Could this happen again? Could something like this happen in America? We might be tempted to shake our heads and say, "No, don't be so absurd!" But let us look more seriously at what caused an Auschwitz to happen in the first place. That place was the product of a people - a strong-willed, determined people - who yielded their liberties into the hands of their government. When one reads a book like William Shirer's "The Rise and Fall of the Third Reich" one realizes that such yielding of personal freedoms came gradually; but the more the people yielded, the more the government took.
Friends, we are living in a time when our government has accelerated its taking of our personal liberties and freedoms. We have highlighted some of those cases in recent blogs. I was recently reading in Ecclesiastes, preparing my heart for a preaching series through this book, and came across the words of Agur in Proverbs 30:15-16 where he describes four things that are never satisfied. I believe if Agur were alive today, he might have added a fifth: government.

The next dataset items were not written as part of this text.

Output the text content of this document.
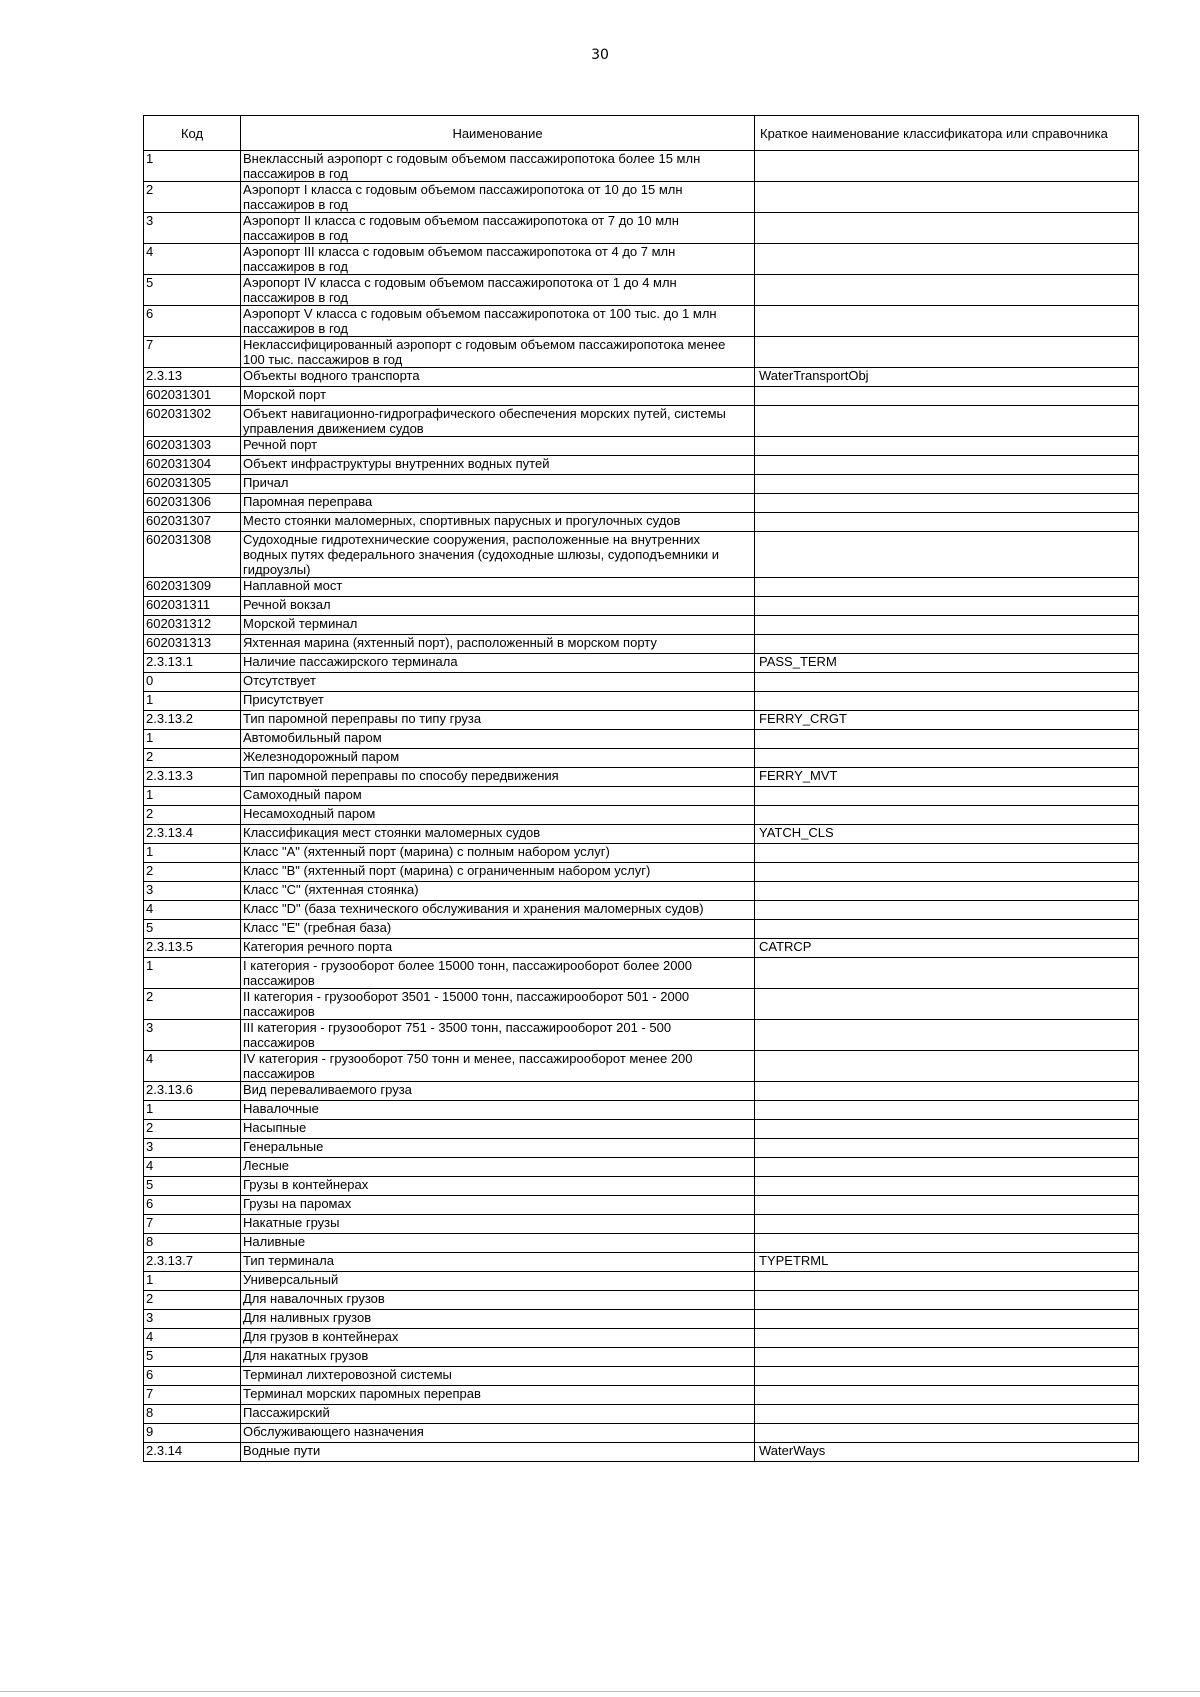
30
Код	Наименование	Краткое наименование классификатора или справочника
1	Внеклассный аэропорт с годовым объемом пассажиропотока более 15 млн пассажиров в год	
2	Аэропорт I класса с годовым объемом пассажиропотока от 10 до 15 млн пассажиров в год	
3	Аэропорт II класса с годовым объемом пассажиропотока от 7 до 10 млн пассажиров в год	
4	Аэропорт III класса с годовым объемом пассажиропотока от 4 до 7 млн пассажиров в год	
5	Аэропорт IV класса с годовым объемом пассажиропотока от 1 до 4 млн пассажиров в год	
6	Аэропорт V класса с годовым объемом пассажиропотока от 100 тыс. до 1 млн пассажиров в год	
7	Неклассифицированный аэропорт с годовым объемом пассажиропотока менее 100 тыс. пассажиров в год	
2.3.13	Объекты водного транспорта	WaterTransportObj
602031301	Морской порт	
602031302	Объект навигационно-гидрографического обеспечения морских путей, системы управления движением судов	
602031303	Речной порт	
602031304	Объект инфраструктуры внутренних водных путей	
602031305	Причал	
602031306	Паромная переправа	
602031307	Место стоянки маломерных, спортивных парусных и прогулочных судов	
602031308	Судоходные гидротехнические сооружения, расположенные на внутренних водных путях федерального значения (судоходные шлюзы, судоподъемники и гидроузлы)	
602031309	Наплавной мост	
602031311	Речной вокзал	
602031312	Морской терминал	
602031313	Яхтенная марина (яхтенный порт), расположенный в морском порту	
2.3.13.1	Наличие пассажирского терминала	PASS_TERM
0	Отсутствует	
1	Присутствует	
2.3.13.2	Тип паромной переправы по типу груза	FERRY_CRGT
1	Автомобильный паром	
2	Железнодорожный паром	
2.3.13.3	Тип паромной переправы по способу передвижения	FERRY_MVT
1	Самоходный паром	
2	Несамоходный паром	
2.3.13.4	Классификация мест стоянки маломерных судов	YATCH_CLS
1	Класс "A" (яхтенный порт (марина) с полным набором услуг)	
2	Класс "B" (яхтенный порт (марина) с ограниченным набором услуг)	
3	Класс "C" (яхтенная стоянка)	
4	Класс "D" (база технического обслуживания и хранения маломерных судов)	
5	Класс "E" (гребная база)	
2.3.13.5	Категория речного порта	CATRCP
1	I категория - грузооборот более 15000 тонн, пассажирооборот более 2000 пассажиров	
2	II категория - грузооборот 3501 - 15000 тонн, пассажирооборот 501 - 2000 пассажиров	
3	III категория - грузооборот 751 - 3500 тонн, пассажирооборот 201 - 500 пассажиров	
4	IV категория - грузооборот 750 тонн и менее, пассажирооборот менее 200 пассажиров	
2.3.13.6	Вид переваливаемого груза	
1	Навалочные	
2	Насыпные	
3	Генеральные	
4	Лесные	
5	Грузы в контейнерах	
6	Грузы на паромах	
7	Накатные грузы	
8	Наливные	
2.3.13.7	Тип терминала	TYPETRML
1	Универсальный	
2	Для навалочных грузов	
3	Для наливных грузов	
4	Для грузов в контейнерах	
5	Для накатных грузов	
6	Терминал лихтеровозной системы	
7	Терминал морских паромных переправ	
8	Пассажирский	
9	Обслуживающего назначения	
2.3.14	Водные пути	WaterWays
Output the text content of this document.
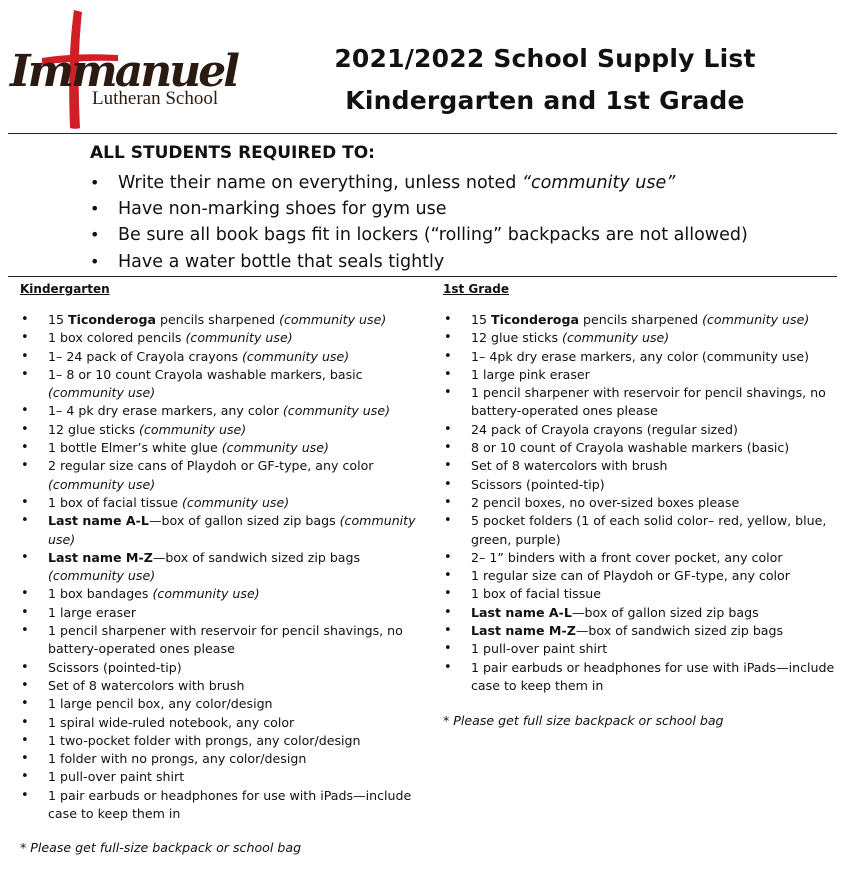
Immanuel
Lutheran School
2021/2022 School Supply List
Kindergarten and 1st Grade
ALL STUDENTS REQUIRED TO:
• Write their name on everything, unless noted “community use”
• Have non-marking shoes for gym use
• Be sure all book bags fit in lockers (“rolling” backpacks are not allowed)
• Have a water bottle that seals tightly
Kindergarten
• 15 Ticonderoga pencils sharpened (community use)
• 1 box colored pencils (community use)
• 1– 24 pack of Crayola crayons (community use)
• 1– 8 or 10 count Crayola washable markers, basic (community use)
• 1– 4 pk dry erase markers, any color (community use)
• 12 glue sticks (community use)
• 1 bottle Elmer’s white glue (community use)
• 2 regular size cans of Playdoh or GF-type, any color (community use)
• 1 box of facial tissue (community use)
• Last name A-L—box of gallon sized zip bags (community use)
• Last name M-Z—box of sandwich sized zip bags (community use)
• 1 box bandages (community use)
• 1 large eraser
• 1 pencil sharpener with reservoir for pencil shavings, no battery-operated ones please
• Scissors (pointed-tip)
• Set of 8 watercolors with brush
• 1 large pencil box, any color/design
• 1 spiral wide-ruled notebook, any color
• 1 two-pocket folder with prongs, any color/design
• 1 folder with no prongs, any color/design
• 1 pull-over paint shirt
• 1 pair earbuds or headphones for use with iPads—include case to keep them in
1st Grade
• 15 Ticonderoga pencils sharpened (community use)
• 12 glue sticks (community use)
• 1– 4pk dry erase markers, any color (community use)
• 1 large pink eraser
• 1 pencil sharpener with reservoir for pencil shavings, no battery-operated ones please
• 24 pack of Crayola crayons (regular sized)
• 8 or 10 count of Crayola washable markers (basic)
• Set of 8 watercolors with brush
• Scissors (pointed-tip)
• 2 pencil boxes, no over-sized boxes please
• 5 pocket folders (1 of each solid color– red, yellow, blue, green, purple)
• 2– 1” binders with a front cover pocket, any color
• 1 regular size can of Playdoh or GF-type, any color
• 1 box of facial tissue
• Last name A-L—box of gallon sized zip bags
• Last name M-Z—box of sandwich sized zip bags
• 1 pull-over paint shirt
• 1 pair earbuds or headphones for use with iPads—include case to keep them in
* Please get full size backpack or school bag
* Please get full-size backpack or school bag
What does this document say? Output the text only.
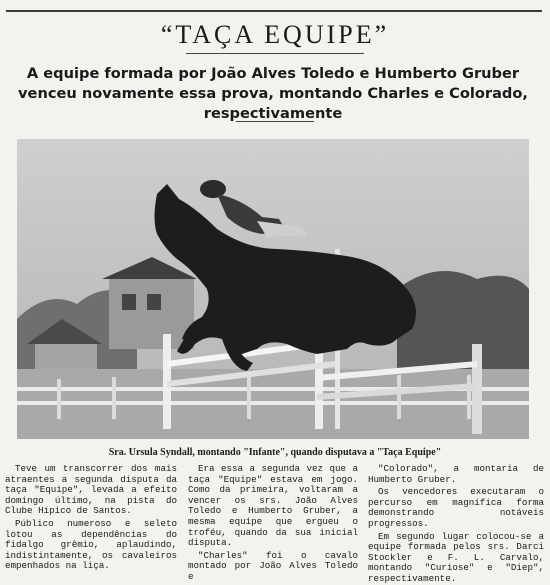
“TAÇA EQUIPE”
A equipe formada por João Alves Toledo e Humberto Gruber venceu novamente essa prova, montando Charles e Colorado, respectivamente
Sra. Ursula Syndall, montando "Infante", quando disputava a "Taça Equipe"

Teve um transcorrer dos mais atraentes a segunda disputa da taça "Equipe", levada a efeito domingo último, na pista do Clube Hípico de Santos.

Público numeroso e seleto lotou as dependências do fidalgo grêmio, aplaudindo, indistintamente, os cavaleiros empenhados na liça.

Era essa a segunda vez que a taça "Equipe" estava em jogo. Como da primeira, voltaram a vencer os srs. João Alves Toledo e Humberto Gruber, a mesma equipe que ergueu o troféu, quando da sua inicial disputa.

"Charles" foi o cavalo montado por João Alves Toledo e

"Colorado", a montaria de Humberto Gruber.

Os vencedores executaram o percurso em magnífica forma demonstrando notáveis progressos.

Em segundo lugar colocou-se a equipe formada pelos srs. Darci Stockler e F. L. Carvalo, montando "Curiose" e "Diep", respectivamente.
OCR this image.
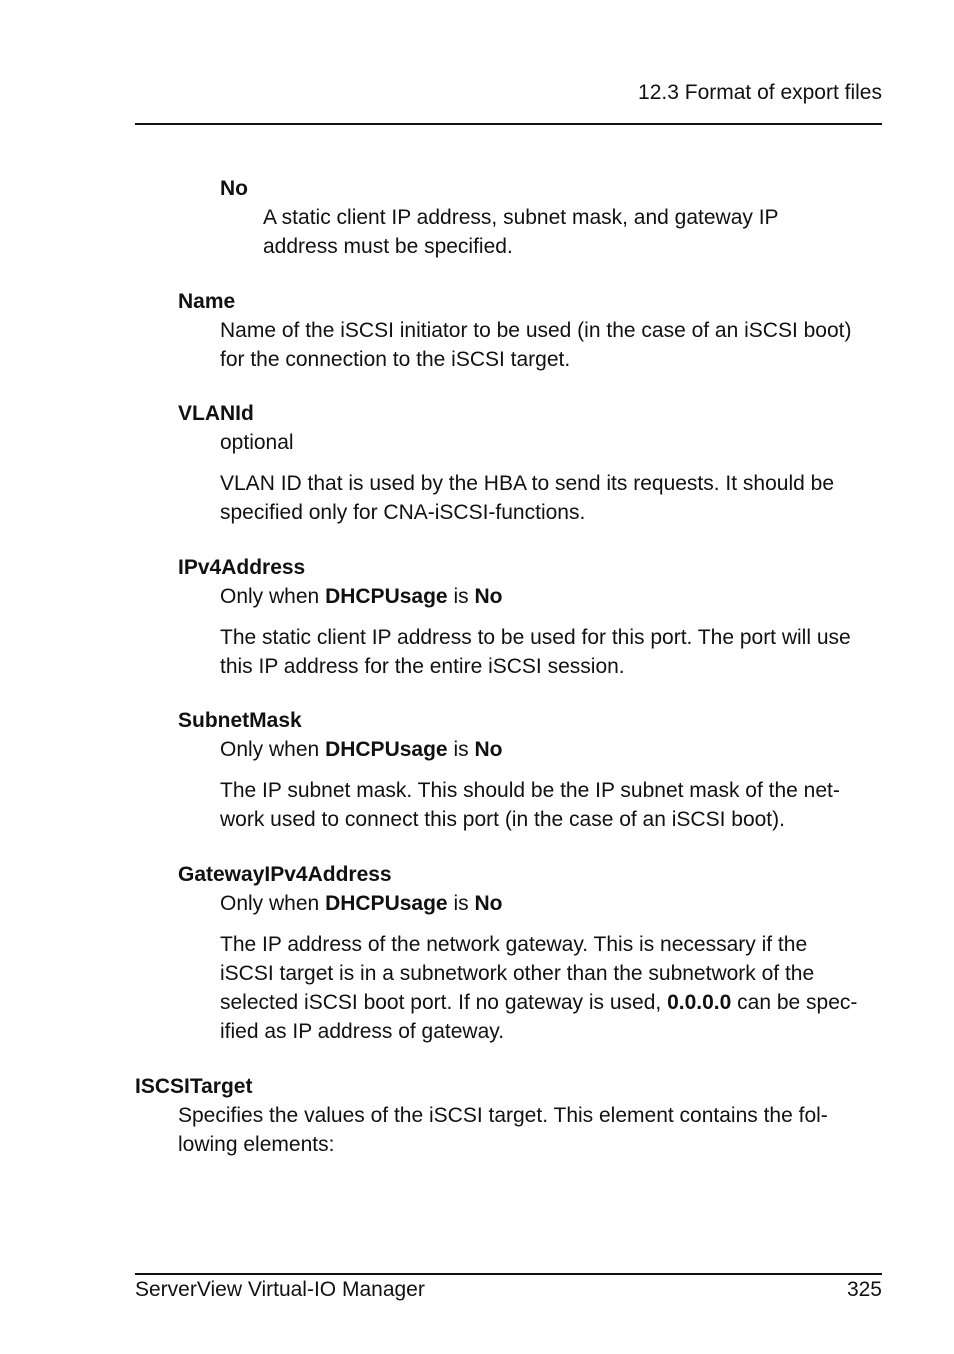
12.3 Format of export files
No
A static client IP address, subnet mask, and gateway IP
address must be specified.
Name
Name of the iSCSI initiator to be used (in the case of an iSCSI boot)
for the connection to the iSCSI target.
VLANId
optional
VLAN ID that is used by the HBA to send its requests. It should be
specified only for CNA-iSCSI-functions.
IPv4Address
Only when DHCPUsage is No
The static client IP address to be used for this port. The port will use
this IP address for the entire iSCSI session.
SubnetMask
Only when DHCPUsage is No
The IP subnet mask. This should be the IP subnet mask of the net-
work used to connect this port (in the case of an iSCSI boot).
GatewayIPv4Address
Only when DHCPUsage is No
The IP address of the network gateway. This is necessary if the
iSCSI target is in a subnetwork other than the subnetwork of the
selected iSCSI boot port. If no gateway is used, 0.0.0.0 can be spec-
ified as IP address of gateway.
ISCSITarget
Specifies the values of the iSCSI target. This element contains the fol-
lowing elements:
ServerView Virtual-IO Manager	325
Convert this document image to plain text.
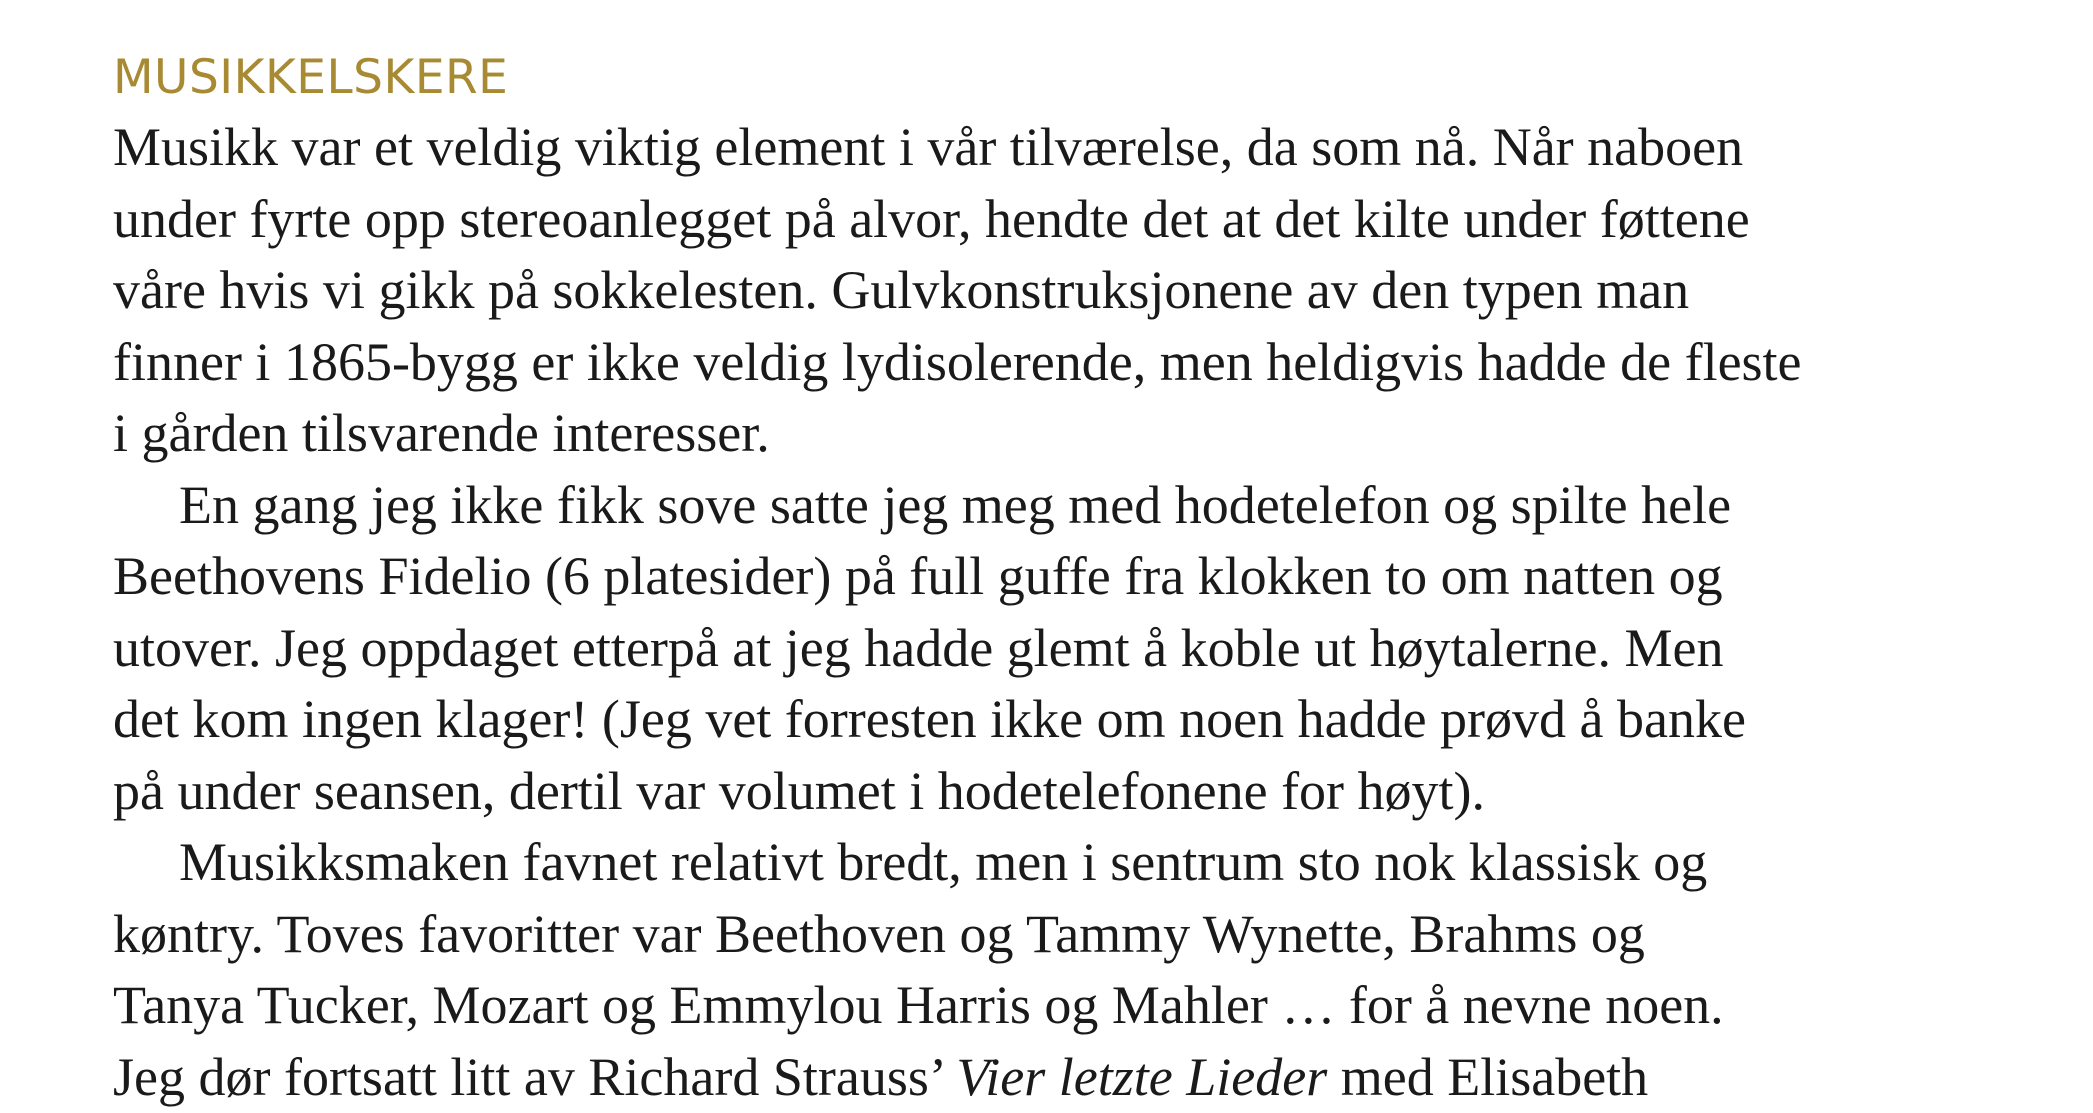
MUSIKKELSKERE
Musikk var et veldig viktig element i vår tilværelse, da som nå. Når naboen
under fyrte opp stereoanlegget på alvor, hendte det at det kilte under føttene
våre hvis vi gikk på sokkelesten. Gulvkonstruksjonene av den typen man
finner i 1865-bygg er ikke veldig lydisolerende, men heldigvis hadde de fleste
i gården tilsvarende interesser.
En gang jeg ikke fikk sove satte jeg meg med hodetelefon og spilte hele
Beethovens Fidelio (6 platesider) på full guffe fra klokken to om natten og
utover. Jeg oppdaget etterpå at jeg hadde glemt å koble ut høytalerne. Men
det kom ingen klager! (Jeg vet forresten ikke om noen hadde prøvd å banke
på under seansen, dertil var volumet i hodetelefonene for høyt).
Musikksmaken favnet relativt bredt, men i sentrum sto nok klassisk og
køntry. Toves favoritter var Beethoven og Tammy Wynette, Brahms og
Tanya Tucker, Mozart og Emmylou Harris og Mahler … for å nevne noen.
Jeg dør fortsatt litt av Richard Strauss’ Vier letzte Lieder med Elisabeth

Now I realize that there are certain areas where we need governmental involvement and oversight. But let me share an experience Marlys and I had this past weekend. We had flown down to Dallas to see our grandson in his Fourth Grade Play and then to see both our grandsons play some baseball. Well we saw the play, but the ballgames were rained out. We arrived at the airport on Sunday afternoon anxious about our flight home because of stormy weather conditions there. Of course we were greeted with the security line. Now, I have gone through many security lines and have generally been greeted with people who somewhat seem normal, perhaps even somewhat sympathetic toward those going through the security experience. But no such person greeted us on this Sunday. This TSA officer barked orders as if she was a drill sergeant. "Get into two lines." "Take your belts off." "Take your shoes off." "Everything out of your pockets." These were not said in a pleasant tone of voice, but with harshness. I was part of a line where I felt like a herd of cattle being forced up a ramp into a trailer that was taking them who knows where. Perhaps this experience hit me harder because of the time I had focused in recent weeks on the German Concentration Camp experience; but as I stood in that long line, I suddenly began to be aware of how those people must have felt: rising anxiety levels, uncertainty about tomorrow, fears of dying, simply looking for someone who cared.
I know we need at TSA in the light of what happened on September 11, 2001. And I realize that theirs is a difficult task. But I know that for at least two travelers this past Sunday, it would have been more reassuring if one particular TSA official had a compassionate heart toward those she was responsible toward.
As those of you know who have been following this blog for the past several years, I love history, and I love learning from history. And, I must admit, that as a student of history I am concerned about the pathway that America is taking that mirrors that of Germany in the late 1920's and 1930's. I wonder what the Church will do when the government begins to make demands upon its membership and upon its preachers. Will they crumble as did many of the German pastors and congregations under the intimidation of the Nazi government, or will they resolve to continue proclaiming the Gospel as did those of the Confessing Church under the leadership of Martin Niemoeller and Detrich Bonhoeffer? We need to be prepared.